Five major internet service providers (ISPs) have teamed up with major copyright holders in the entertainment industry to launch the Copyright Alert System (CAS), a private sector initiative to combat piracy and the illegal downloading of copyrighted materials. The idea of the CAS first surfaced a couple of years ago, and was originally set to go into effect last November, but didn’t officially get underway until this week.
Under the new system, AT&T, Comcast, Cablevision, Verizon and Time Warner Cable have agreed with organizations like the Motion Picture Association of America and the Recording Industry Association of America to notify users if they are engaging in alleged copyright infringement of movies, TV shows, songs and the like.
The ISPs say that the goal of the CAS is to educate users and make them aware of the times when they – knowingly or unknowingly – illegally download entertainment. Not surprisingly, the CAS will have a particular focus on peer-to-peer networks. The system is a six-step process, and has thus been unofficially dubbed the “Six Strikes” plan by many.
So how does it work? Well, most of the ISPs have posted explanations of how they’ll be going about enforcing the CAS within the past few days. Comcast, for instance, says that the program isn’t quite as Orwellian as it may sound on the surface – there won’t be any Big Brother-style mining of personal information or complete shutting down (or permanent throttling) of a user’s internet service. And of course, those who don’t download content illegally won’t have to deal with any of this in the first place.
But for those who still choose to sway the way of the pirate, the CAS will see content creators monitor peer-to-peer networks (like, say, BitTorrent) in an effort to see if anyone is illegally taking their material. If the content creators find someone pirating their stuff, they’ll then notify ISPs with the IP addresses of those suspected to be engaging in the activity. With the IP addresses in tow, the ISPs then figure out which of their customers have been reported, and then issue out a warning accordingly.
Each ISP is wording things a little bit differently, but the core process is essentially the same. Comcast does an alright job of explaining its process, so let’s use them as an example. It says that the first two offenses will result in “information-focused” in-browser notices that will detail the alleged infringement. The first alert can be dismissed without any problem, but the second one will require users to sign into their Comcast user IDs and acknowledge the notice before being able to dismiss it.
The third and fourth offenses will result in what Comcast terms “warning-focused alerts.” The language in these notices will be “more pronounced and urgent,” and the “household’s primary account holder” will again have to log in and acknowledge that the notice has been received.
If users continue to pirate – or continue to be alleged of piracy – the fifth and sixth alerts are “mitigation-focused.” Users will first be given a 14-day appeal window to dispute or file an independent review against the ISPs’ claims, which will suspend the ISPs’ alerts until the review process is completed. Those that win their appeals will then see their entire alert history reset. The Center for Copyright Information (CCI) — the organization that represents the entertainment industry members and ISPs in charge of this whole plan — has previously said that filing an appeal will cost $35.
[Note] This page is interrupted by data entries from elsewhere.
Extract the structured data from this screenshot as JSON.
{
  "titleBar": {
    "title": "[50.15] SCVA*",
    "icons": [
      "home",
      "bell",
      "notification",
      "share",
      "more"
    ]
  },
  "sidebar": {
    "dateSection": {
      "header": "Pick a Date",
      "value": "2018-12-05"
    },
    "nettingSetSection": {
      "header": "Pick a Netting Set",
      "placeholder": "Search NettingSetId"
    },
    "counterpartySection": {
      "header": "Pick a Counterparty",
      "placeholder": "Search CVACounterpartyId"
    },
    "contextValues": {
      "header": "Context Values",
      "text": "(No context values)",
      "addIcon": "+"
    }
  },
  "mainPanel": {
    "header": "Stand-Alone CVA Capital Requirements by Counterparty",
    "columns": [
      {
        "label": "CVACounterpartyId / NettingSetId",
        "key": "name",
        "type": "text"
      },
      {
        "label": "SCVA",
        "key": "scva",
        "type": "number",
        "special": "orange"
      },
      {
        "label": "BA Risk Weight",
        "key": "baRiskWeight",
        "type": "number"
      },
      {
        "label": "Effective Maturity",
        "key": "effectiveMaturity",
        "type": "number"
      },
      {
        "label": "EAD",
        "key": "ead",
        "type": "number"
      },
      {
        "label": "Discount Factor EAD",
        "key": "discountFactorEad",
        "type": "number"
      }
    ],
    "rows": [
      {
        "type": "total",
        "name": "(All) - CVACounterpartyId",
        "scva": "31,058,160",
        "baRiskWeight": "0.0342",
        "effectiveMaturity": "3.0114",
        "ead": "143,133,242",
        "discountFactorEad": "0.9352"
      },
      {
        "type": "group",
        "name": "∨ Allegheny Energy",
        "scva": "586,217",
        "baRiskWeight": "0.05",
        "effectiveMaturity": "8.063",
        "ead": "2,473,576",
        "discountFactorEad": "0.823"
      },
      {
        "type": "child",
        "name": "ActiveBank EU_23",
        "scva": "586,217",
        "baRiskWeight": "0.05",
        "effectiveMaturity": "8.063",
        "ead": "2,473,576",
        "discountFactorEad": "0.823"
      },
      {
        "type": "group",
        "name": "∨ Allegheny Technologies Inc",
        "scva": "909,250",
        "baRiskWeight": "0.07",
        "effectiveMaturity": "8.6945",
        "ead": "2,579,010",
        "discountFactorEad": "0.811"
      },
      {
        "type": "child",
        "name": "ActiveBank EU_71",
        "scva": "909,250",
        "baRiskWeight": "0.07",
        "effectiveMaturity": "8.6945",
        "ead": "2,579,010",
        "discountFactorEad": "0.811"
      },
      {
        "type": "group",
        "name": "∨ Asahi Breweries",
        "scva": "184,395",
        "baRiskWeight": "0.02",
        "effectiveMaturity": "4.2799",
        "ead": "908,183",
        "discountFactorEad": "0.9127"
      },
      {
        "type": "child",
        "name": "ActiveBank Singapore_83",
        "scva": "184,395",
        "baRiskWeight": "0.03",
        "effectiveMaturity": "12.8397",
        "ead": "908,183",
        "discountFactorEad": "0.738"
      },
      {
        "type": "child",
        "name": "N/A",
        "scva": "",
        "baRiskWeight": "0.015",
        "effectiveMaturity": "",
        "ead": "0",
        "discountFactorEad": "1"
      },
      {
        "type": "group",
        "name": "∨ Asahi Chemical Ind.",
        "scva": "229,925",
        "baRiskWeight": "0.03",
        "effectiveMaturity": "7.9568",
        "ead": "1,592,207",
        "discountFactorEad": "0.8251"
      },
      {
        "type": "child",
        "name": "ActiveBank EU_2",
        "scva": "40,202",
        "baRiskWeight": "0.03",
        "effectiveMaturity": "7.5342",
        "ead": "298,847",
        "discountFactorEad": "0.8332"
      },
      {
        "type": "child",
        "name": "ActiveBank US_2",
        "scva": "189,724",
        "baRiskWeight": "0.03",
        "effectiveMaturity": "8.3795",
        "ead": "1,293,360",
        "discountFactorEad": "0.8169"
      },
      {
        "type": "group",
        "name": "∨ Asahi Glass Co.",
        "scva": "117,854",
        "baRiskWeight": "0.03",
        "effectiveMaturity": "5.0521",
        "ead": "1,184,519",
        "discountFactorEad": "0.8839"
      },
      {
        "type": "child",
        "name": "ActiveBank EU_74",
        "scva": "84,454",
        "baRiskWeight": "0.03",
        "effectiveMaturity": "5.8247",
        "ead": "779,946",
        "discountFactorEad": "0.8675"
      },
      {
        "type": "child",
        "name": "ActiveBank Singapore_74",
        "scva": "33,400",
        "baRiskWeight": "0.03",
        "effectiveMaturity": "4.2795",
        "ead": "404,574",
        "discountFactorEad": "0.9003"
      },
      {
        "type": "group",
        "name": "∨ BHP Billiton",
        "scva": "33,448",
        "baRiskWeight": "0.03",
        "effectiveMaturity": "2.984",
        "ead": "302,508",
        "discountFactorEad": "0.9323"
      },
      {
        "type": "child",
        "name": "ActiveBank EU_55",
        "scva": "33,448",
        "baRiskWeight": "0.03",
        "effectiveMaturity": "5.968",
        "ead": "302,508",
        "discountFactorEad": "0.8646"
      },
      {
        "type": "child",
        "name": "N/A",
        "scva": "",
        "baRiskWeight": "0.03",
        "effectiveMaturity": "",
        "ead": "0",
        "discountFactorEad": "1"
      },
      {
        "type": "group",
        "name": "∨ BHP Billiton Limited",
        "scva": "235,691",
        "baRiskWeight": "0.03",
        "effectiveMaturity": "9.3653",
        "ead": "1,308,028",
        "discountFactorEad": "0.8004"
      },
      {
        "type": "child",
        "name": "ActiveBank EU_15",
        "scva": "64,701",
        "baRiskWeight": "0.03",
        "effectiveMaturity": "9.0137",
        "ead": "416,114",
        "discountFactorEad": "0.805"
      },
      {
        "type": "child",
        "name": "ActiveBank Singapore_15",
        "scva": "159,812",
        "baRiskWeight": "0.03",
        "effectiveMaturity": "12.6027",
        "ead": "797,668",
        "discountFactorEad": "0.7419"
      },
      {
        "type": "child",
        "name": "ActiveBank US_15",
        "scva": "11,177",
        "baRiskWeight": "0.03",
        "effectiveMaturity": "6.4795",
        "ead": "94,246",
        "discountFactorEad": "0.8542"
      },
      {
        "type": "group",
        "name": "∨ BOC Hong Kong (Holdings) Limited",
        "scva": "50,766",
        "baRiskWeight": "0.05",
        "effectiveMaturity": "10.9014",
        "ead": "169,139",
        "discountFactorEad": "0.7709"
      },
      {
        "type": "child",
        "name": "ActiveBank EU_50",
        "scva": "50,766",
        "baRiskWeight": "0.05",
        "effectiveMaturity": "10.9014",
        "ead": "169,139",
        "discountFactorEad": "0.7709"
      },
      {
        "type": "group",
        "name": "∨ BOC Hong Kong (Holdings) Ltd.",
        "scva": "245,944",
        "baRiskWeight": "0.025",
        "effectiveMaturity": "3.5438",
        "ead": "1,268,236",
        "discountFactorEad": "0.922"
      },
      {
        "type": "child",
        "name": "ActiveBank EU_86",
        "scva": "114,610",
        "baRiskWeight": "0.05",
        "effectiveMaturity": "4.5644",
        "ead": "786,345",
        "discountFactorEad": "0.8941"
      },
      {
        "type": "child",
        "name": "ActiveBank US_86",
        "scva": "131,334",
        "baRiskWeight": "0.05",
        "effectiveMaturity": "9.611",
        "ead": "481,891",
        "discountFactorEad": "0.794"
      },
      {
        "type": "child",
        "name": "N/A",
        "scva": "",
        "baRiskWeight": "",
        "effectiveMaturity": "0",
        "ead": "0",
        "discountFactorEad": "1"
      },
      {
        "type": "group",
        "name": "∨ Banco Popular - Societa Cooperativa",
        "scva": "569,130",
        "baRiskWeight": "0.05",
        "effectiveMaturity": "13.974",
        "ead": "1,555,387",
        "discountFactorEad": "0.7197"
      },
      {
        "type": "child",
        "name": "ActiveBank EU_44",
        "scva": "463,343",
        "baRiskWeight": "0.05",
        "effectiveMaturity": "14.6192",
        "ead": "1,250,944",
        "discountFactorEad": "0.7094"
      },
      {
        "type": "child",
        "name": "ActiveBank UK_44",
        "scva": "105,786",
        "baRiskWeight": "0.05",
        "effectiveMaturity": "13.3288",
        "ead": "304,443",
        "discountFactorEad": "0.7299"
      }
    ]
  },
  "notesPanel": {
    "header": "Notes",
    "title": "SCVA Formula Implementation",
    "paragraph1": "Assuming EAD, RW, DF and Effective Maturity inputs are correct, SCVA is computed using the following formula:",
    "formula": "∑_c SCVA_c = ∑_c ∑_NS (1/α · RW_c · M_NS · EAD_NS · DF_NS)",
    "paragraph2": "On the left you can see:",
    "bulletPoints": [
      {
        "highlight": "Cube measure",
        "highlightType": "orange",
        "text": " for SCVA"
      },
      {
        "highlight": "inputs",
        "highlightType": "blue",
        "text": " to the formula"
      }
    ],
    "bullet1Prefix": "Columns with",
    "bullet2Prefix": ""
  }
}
But for those who don’t appeal, a “persistent in-browser alert” will appear after that initial 14-day window, and will require users to call the company’s Comcast Security Assurance (CSA) team. The CSA team will again remind users not to pirate content (which is probably a little aimless at that point). Comcast says that “only [the CSA team] has the ability to remove the in-browser alert from the customer’s web browser,” but doesn’t exactly make it clear what conditions, if any, will have to be met before they do so. TechnologyGuide has reached out to Comcast for clarification and will report back if any new info is shared.
Generally speaking, each ISP has claimed that it will follow something similar to this template. No ISP has said that it will terminate a user’s internet service throughout the process so far, and only Verizon has said that it will throttle internet speeds for excessive offenders. Verizon says that the slowdown will downgrade speeds to near dial-up levels, and that the internet will be capped for two to three days before returning back to normal.
Basically, the ISPs and copyright holders want to give pirates migraines if they continue to illegally download content. This isn’t the first time the powers that be have taken action against online piracy, so whether or not these \”six strikes\” will actually solve the problem is still up in the air.
Update: When asked for comment on what \”sixth strike\” offenders would have to do for the Comcast Security Assurance team to remove their persistent in-app alert, Comcast reiterated its previous statements. It told TG that the CSA team \”can\” remove the in-browser alert, but did not specify exactly what users will have to do to get the CSA team to actually do so. Comcast also directed TG to an earlier CCI notice that says the maximum amount of alerts given under the CAS is six — but it only noted that the penalties will contain \”an increasing degree of seriousness.” This lack of specificity has been the case with most if not all of the participating ISPs so far, so the complete picture of what process a maximum offender will have to endure under the CAS is still unclear.